This is balderdash. I actually know someone on welfare. She can’t even buy hot food. If she gets toilet paper, she doesn’t have carfare. It is extreme, grueling poverty that nobody would choose.
She must not be one of “holder’s people” I overheard a very novice black caseworker tell a white woman that she was being “too honest” and encouraged her to work the system (the way generations of welfare recipients have done)
Can I dare ask the question whether she buys lottery tickets, uses drugs or alcohol?
> She cant even buy hot food.
Then the money is probably being spent for “Administrative Costs”.
I remember reading somewhere that the welfare recipient only gets a small fraction of every dollar spent on the program.
A lot of welfare program spending never filters down to the poor. Social services bureaucraies take a large cut; the overhead percentage will vary greatly from place to place, but I imagine that on average it is very high. Then there is the gaming of the system, with large amounts being fraudulently siphoned off in improper payments to legally ineligble recipients. This leads to the always interesting question of how many $40,000 a year clerks, $80,000 a year investigators, and $120,000 a year supervisors you want to hire to chase people who are cheating SNAP for an extra $30 a month.

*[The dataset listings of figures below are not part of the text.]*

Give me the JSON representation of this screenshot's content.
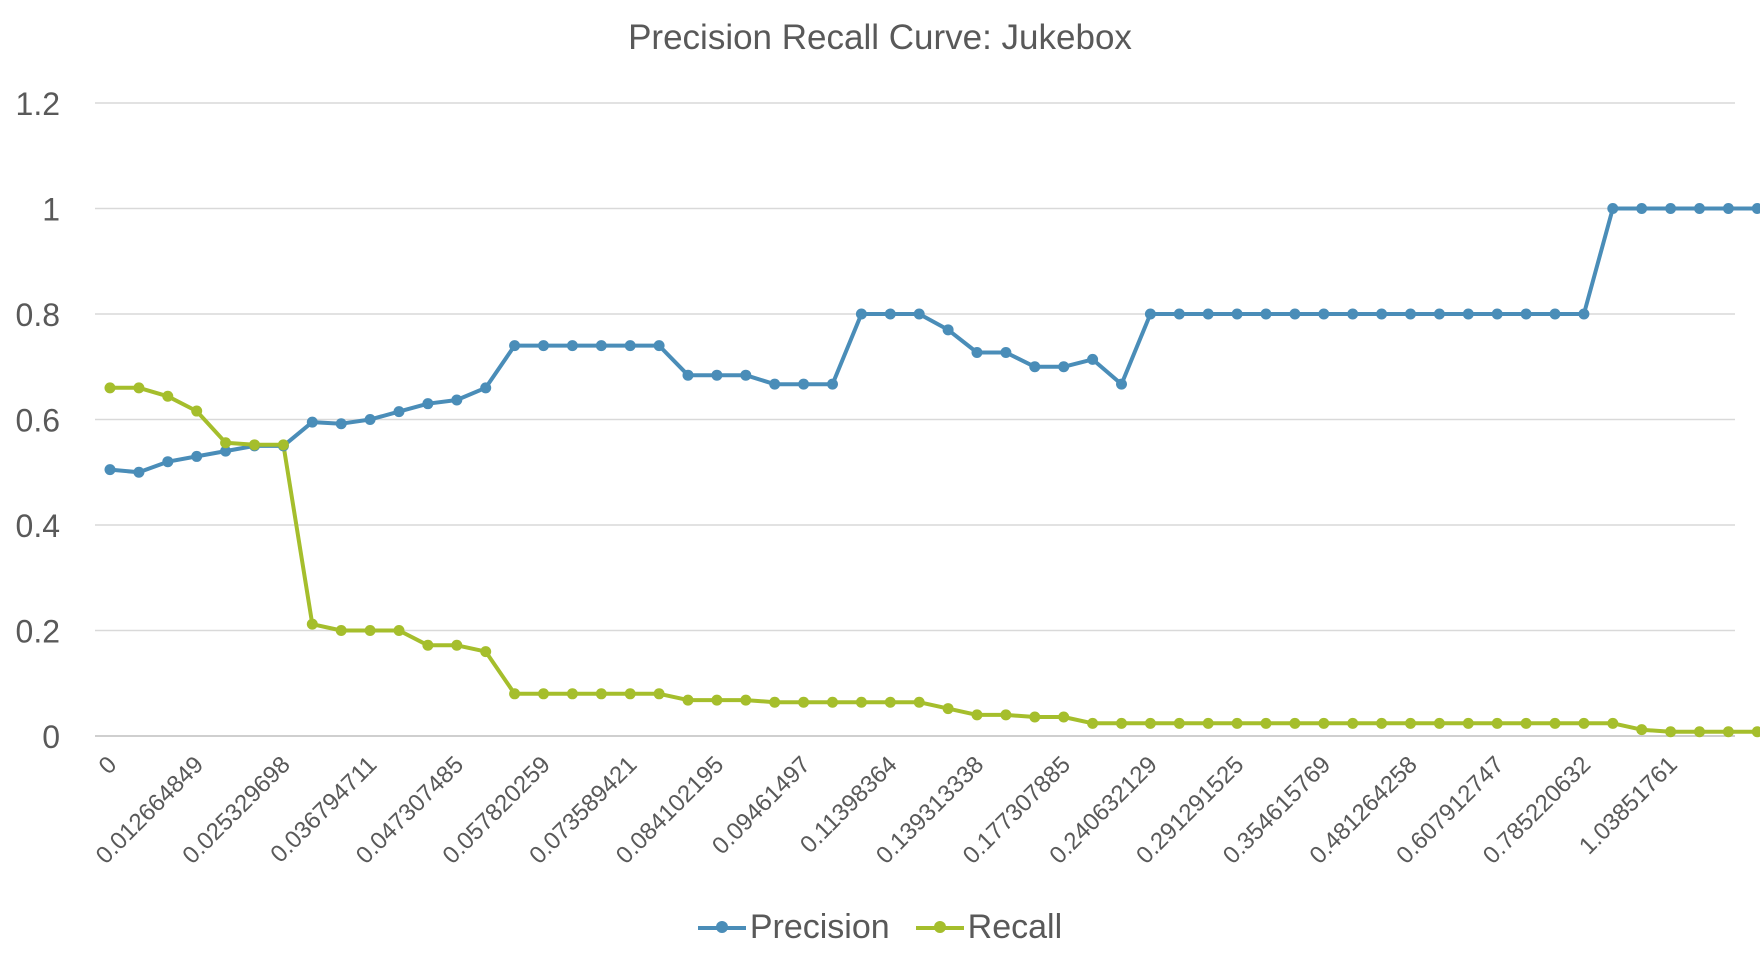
{
  "chart_data": {
    "type": "line",
    "title": "Precision Recall Curve: Jukebox",
    "xlabel": "",
    "ylabel": "",
    "ylim": [
      0,
      1.2
    ],
    "yticks": [
      "0",
      "0.2",
      "0.4",
      "0.6",
      "0.8",
      "1",
      "1.2"
    ],
    "grid": true,
    "legend_position": "bottom",
    "x_tick_labels": [
      "0",
      "0.012664849",
      "0.025329698",
      "0.036794711",
      "0.047307485",
      "0.057820259",
      "0.073589421",
      "0.084102195",
      "0.09461497",
      "0.11398364",
      "0.139313338",
      "0.177307885",
      "0.240632129",
      "0.291291525",
      "0.354615769",
      "0.481264258",
      "0.607912747",
      "0.785220632",
      "1.03851761"
    ],
    "series": [
      {
        "name": "Precision",
        "color": "#4a8db8",
        "values": [
          0.505,
          0.5,
          0.52,
          0.53,
          0.54,
          0.55,
          0.55,
          0.595,
          0.592,
          0.6,
          0.615,
          0.63,
          0.637,
          0.66,
          0.74,
          0.74,
          0.74,
          0.74,
          0.74,
          0.74,
          0.684,
          0.684,
          0.684,
          0.667,
          0.667,
          0.667,
          0.8,
          0.8,
          0.8,
          0.77,
          0.727,
          0.727,
          0.7,
          0.7,
          0.714,
          0.667,
          0.8,
          0.8,
          0.8,
          0.8,
          0.8,
          0.8,
          0.8,
          0.8,
          0.8,
          0.8,
          0.8,
          0.8,
          0.8,
          0.8,
          0.8,
          0.8,
          1.0,
          1.0,
          1.0,
          1.0,
          1.0,
          1.0
        ]
      },
      {
        "name": "Recall",
        "color": "#a5be2c",
        "values": [
          0.66,
          0.66,
          0.644,
          0.616,
          0.556,
          0.552,
          0.552,
          0.212,
          0.2,
          0.2,
          0.2,
          0.172,
          0.172,
          0.16,
          0.08,
          0.08,
          0.08,
          0.08,
          0.08,
          0.08,
          0.068,
          0.068,
          0.068,
          0.064,
          0.064,
          0.064,
          0.064,
          0.064,
          0.064,
          0.052,
          0.04,
          0.04,
          0.036,
          0.036,
          0.024,
          0.024,
          0.024,
          0.024,
          0.024,
          0.024,
          0.024,
          0.024,
          0.024,
          0.024,
          0.024,
          0.024,
          0.024,
          0.024,
          0.024,
          0.024,
          0.024,
          0.024,
          0.024,
          0.012,
          0.008,
          0.008,
          0.008,
          0.008
        ]
      }
    ]
  }
}
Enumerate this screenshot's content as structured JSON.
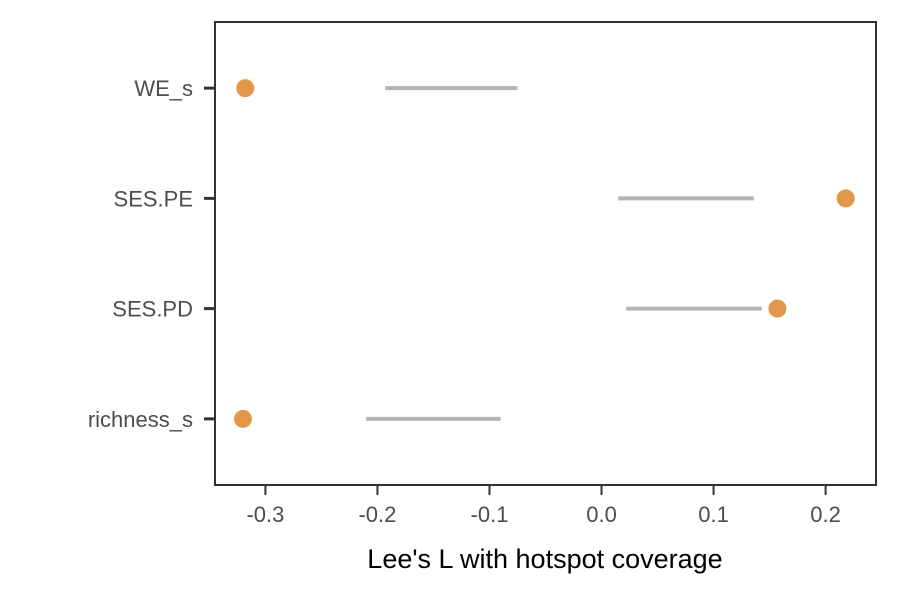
{
  "chart_data": {
    "type": "scatter",
    "title": "",
    "xlabel": "Lee's L with hotspot coverage",
    "ylabel": "",
    "xlim": [
      -0.345,
      0.245
    ],
    "xticks": [
      -0.3,
      -0.2,
      -0.1,
      0.0,
      0.1,
      0.2
    ],
    "xtick_labels": [
      "-0.3",
      "-0.2",
      "-0.1",
      "0.0",
      "0.1",
      "0.2"
    ],
    "categories": [
      "WE_s",
      "SES.PE",
      "SES.PD",
      "richness_s"
    ],
    "points": [
      -0.318,
      0.218,
      0.157,
      -0.32
    ],
    "ranges": [
      [
        -0.193,
        -0.075
      ],
      [
        0.015,
        0.136
      ],
      [
        0.022,
        0.143
      ],
      [
        -0.21,
        -0.09
      ]
    ],
    "grid": false,
    "legend": "none",
    "colors": {
      "point": "#E3974A",
      "range": "#B3B3B3",
      "axis": "#333333"
    }
  }
}
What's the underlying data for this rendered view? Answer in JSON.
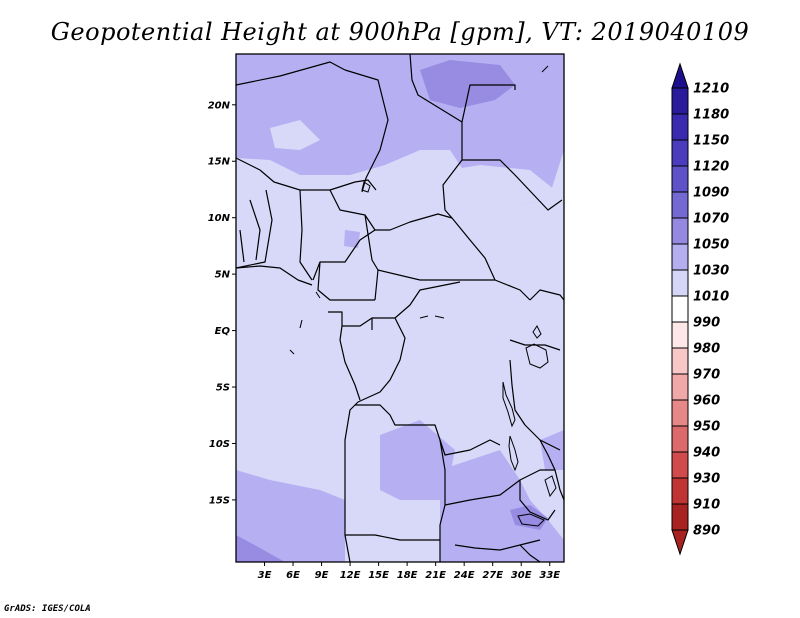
{
  "title": "Geopotential Height at 900hPa [gpm], VT: 2019040109",
  "credit": "GrADS: IGES/COLA",
  "map": {
    "lon_range": [
      0,
      34.5
    ],
    "lat_range": [
      -20.5,
      24.5
    ],
    "x_ticks": [
      {
        "value": 3,
        "label": "3E"
      },
      {
        "value": 6,
        "label": "6E"
      },
      {
        "value": 9,
        "label": "9E"
      },
      {
        "value": 12,
        "label": "12E"
      },
      {
        "value": 15,
        "label": "15E"
      },
      {
        "value": 18,
        "label": "18E"
      },
      {
        "value": 21,
        "label": "21E"
      },
      {
        "value": 24,
        "label": "24E"
      },
      {
        "value": 27,
        "label": "27E"
      },
      {
        "value": 30,
        "label": "30E"
      },
      {
        "value": 33,
        "label": "33E"
      }
    ],
    "y_ticks": [
      {
        "value": 20,
        "label": "20N"
      },
      {
        "value": 15,
        "label": "15N"
      },
      {
        "value": 10,
        "label": "10N"
      },
      {
        "value": 5,
        "label": "5N"
      },
      {
        "value": 0,
        "label": "EQ"
      },
      {
        "value": -5,
        "label": "5S"
      },
      {
        "value": -10,
        "label": "10S"
      },
      {
        "value": -15,
        "label": "15S"
      }
    ]
  },
  "colorbar": {
    "levels": [
      {
        "label": "1210",
        "color": "#1e0f8c"
      },
      {
        "label": "1180",
        "color": "#2a1a9c"
      },
      {
        "label": "1150",
        "color": "#3a2aae"
      },
      {
        "label": "1120",
        "color": "#4b3cbd"
      },
      {
        "label": "1090",
        "color": "#5e52c8"
      },
      {
        "label": "1070",
        "color": "#7468d2"
      },
      {
        "label": "1050",
        "color": "#9488e0"
      },
      {
        "label": "1030",
        "color": "#b5aff0"
      },
      {
        "label": "1010",
        "color": "#d5d5f8"
      },
      {
        "label": "990",
        "color": "#ffffff"
      },
      {
        "label": "980",
        "color": "#fde7e7"
      },
      {
        "label": "970",
        "color": "#f8c8c8"
      },
      {
        "label": "960",
        "color": "#f0a8a8"
      },
      {
        "label": "950",
        "color": "#e68888"
      },
      {
        "label": "940",
        "color": "#dc6a6a"
      },
      {
        "label": "930",
        "color": "#d04c4c"
      },
      {
        "label": "910",
        "color": "#c03434"
      },
      {
        "label": "890",
        "color": "#a82222"
      }
    ],
    "bottom_color": "#a82222",
    "top_color": "#1e0f8c"
  }
}
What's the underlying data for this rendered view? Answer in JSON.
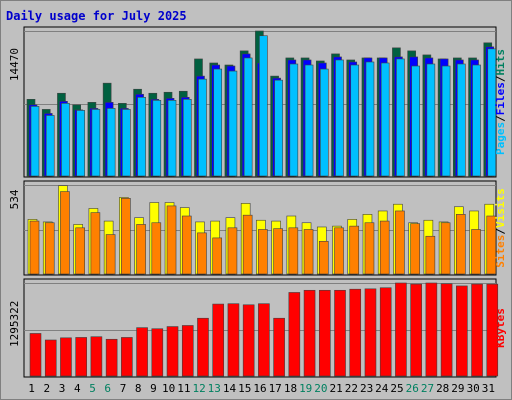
{
  "chart_data": {
    "type": "bar",
    "title": "Daily usage for July 2025",
    "categories": [
      "1",
      "2",
      "3",
      "4",
      "5",
      "6",
      "7",
      "8",
      "9",
      "10",
      "11",
      "12",
      "13",
      "14",
      "15",
      "16",
      "17",
      "18",
      "19",
      "20",
      "21",
      "22",
      "23",
      "24",
      "25",
      "26",
      "27",
      "28",
      "29",
      "30",
      "31"
    ],
    "weekend_day_color": "#008060",
    "weekday_color": "#000000",
    "title_color": "#0000cc",
    "panels": [
      {
        "id": "pages-files-hits",
        "max_label": "14470",
        "ylim": [
          0,
          14470
        ],
        "legend": [
          {
            "text": "Pages",
            "color": "#00c0ff"
          },
          {
            "text": "/",
            "color": "#000000"
          },
          {
            "text": "Files",
            "color": "#0000ff"
          },
          {
            "text": "/",
            "color": "#000000"
          },
          {
            "text": "Hits",
            "color": "#008060"
          }
        ],
        "series": [
          {
            "name": "Hits",
            "color": "#006040",
            "values": [
              7700,
              6700,
              8300,
              7150,
              7400,
              9300,
              7300,
              8700,
              8300,
              8400,
              8500,
              11700,
              11300,
              11100,
              12500,
              14470,
              10000,
              11800,
              11800,
              11500,
              12200,
              11600,
              11800,
              11800,
              12800,
              12500,
              12100,
              11700,
              11800,
              11800,
              13300
            ]
          },
          {
            "name": "Files",
            "color": "#0000ff",
            "values": [
              7150,
              6300,
              7500,
              6650,
              6800,
              7400,
              6800,
              8200,
              7700,
              7800,
              7900,
              10000,
              11100,
              11000,
              12200,
              11300,
              9800,
              11600,
              11600,
              11300,
              11900,
              11400,
              11800,
              11800,
              11900,
              11900,
              11800,
              11700,
              11600,
              11600,
              12900
            ]
          },
          {
            "name": "Pages",
            "color": "#00c0ff",
            "values": [
              7000,
              6100,
              7300,
              6600,
              6700,
              6800,
              6700,
              7900,
              7600,
              7600,
              7700,
              9700,
              10700,
              10500,
              11800,
              14000,
              9600,
              11200,
              11100,
              10700,
              11600,
              11100,
              11400,
              11300,
              11700,
              11000,
              11200,
              11000,
              11200,
              11100,
              12700
            ]
          }
        ]
      },
      {
        "id": "visits-sites",
        "max_label": "534",
        "ylim": [
          0,
          534
        ],
        "legend": [
          {
            "text": "Sites",
            "color": "#ff8000"
          },
          {
            "text": "/",
            "color": "#000000"
          },
          {
            "text": "Visits",
            "color": "#ffff00"
          }
        ],
        "series": [
          {
            "name": "Visits",
            "color": "#ffff00",
            "values": [
              330,
              315,
              530,
              300,
              395,
              320,
              460,
              340,
              430,
              430,
              400,
              315,
              320,
              340,
              425,
              325,
              320,
              350,
              310,
              285,
              290,
              330,
              360,
              380,
              420,
              310,
              325,
              315,
              405,
              380,
              420
            ]
          },
          {
            "name": "Sites",
            "color": "#ff8000",
            "values": [
              320,
              310,
              495,
              280,
              370,
              240,
              455,
              300,
              310,
              410,
              350,
              250,
              220,
              280,
              355,
              270,
              275,
              280,
              270,
              200,
              280,
              290,
              310,
              320,
              380,
              305,
              230,
              310,
              360,
              270,
              350
            ]
          }
        ]
      },
      {
        "id": "kbytes",
        "max_label": "1295322",
        "ylim": [
          0,
          1295322
        ],
        "legend": [
          {
            "text": "KBytes",
            "color": "#ff0000"
          }
        ],
        "series": [
          {
            "name": "KBytes",
            "color": "#ff0000",
            "values": [
              600000,
              510000,
              540000,
              545000,
              555000,
              520000,
              545000,
              680000,
              665000,
              695000,
              710000,
              810000,
              1005000,
              1010000,
              995000,
              1010000,
              810000,
              1165000,
              1195000,
              1195000,
              1195000,
              1210000,
              1215000,
              1230000,
              1295322,
              1280000,
              1295322,
              1285000,
              1255000,
              1280000,
              1280000
            ]
          }
        ]
      }
    ]
  }
}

On top of that, you have to factor in the often massive incompetence and featherbedding of welfare services rendered in-kind rather than cash. I'm sure the situation varies greatly from place to place around the country, but here in DC, social services have notoriously been used as a jobs and political patronage program. I recall an expose of DC public housing years ago, back in Marion Barry days -- ancient history now -- that showed that it would have been significantly cheaper simply to shut the entire sytem dowm, and buy each public housing tenant a brand new townhome out in the suburbs. DC back then was probably an extreme case, and city administration has improved greatly since the Barry era (not that we're anywhere close to where we should be ...), but this is still a major factor. The system is short-stopping a lot of money that is intended for the poor.
A recent example from a different sector: DC as of 2010 was spending nearly $30,000 per year per student in DC Public Schools (DCPS), by far the highest figure in the country. That's almost Sidwell Friends tuition. While a handful of DC public schools have turned the corner and are noteworthy success stories, the DCPS system as a whole remains a disaster area, although one with a very large, very well paid staff and nearly as many non-teaching as teaching personnel. Welfare tends to work the same way.
If this thread is still alive tonight, I'll be glad to discuss solutions. Gotta get to work so I can pay my taxes. I have a whole lot of social workers and welfare administrators to support.
Why is she poor? Is physically disabled, severely retarded. etc.?
Of course peoplewl would choose it. It’s a universally observer fact that people on the margins are induced to choose to go on the dole rather than earn a living. You can’t imagine anyone choosing welfare probably because you are far enough above the line to make the proposition absurd. But try someone making only a little bit more than your friend, and the choice turns attractive.
She can’t buy hot food?
Who gives a damn.
Tell her to do what the rest of us do that have to pay for our own food.
Learn to cook and cook it herself.
Bag of beans and a bag of rice will go a long way.
Throw in a few cans of greens, some corn meal, a little flour, a few eggs, a dab of coking oil, and she’s set for the month.
I and a lot of other people have lived that way before at our own expense.
If we did it, she can too.
Tell her to buy cold food.
Tax paying producing stiffs do it all the time..
Tell your friend to move to Wisconsin. She could truly be a Welfare Queen here.
During my 15 years at the state unemployment office I helped veterans find work about half that time and taught job-seeking classes for welfare and food stamp recipients the other half. I could tell you stories that would curl your hair. And this was in a state with VERY LOW unemployment.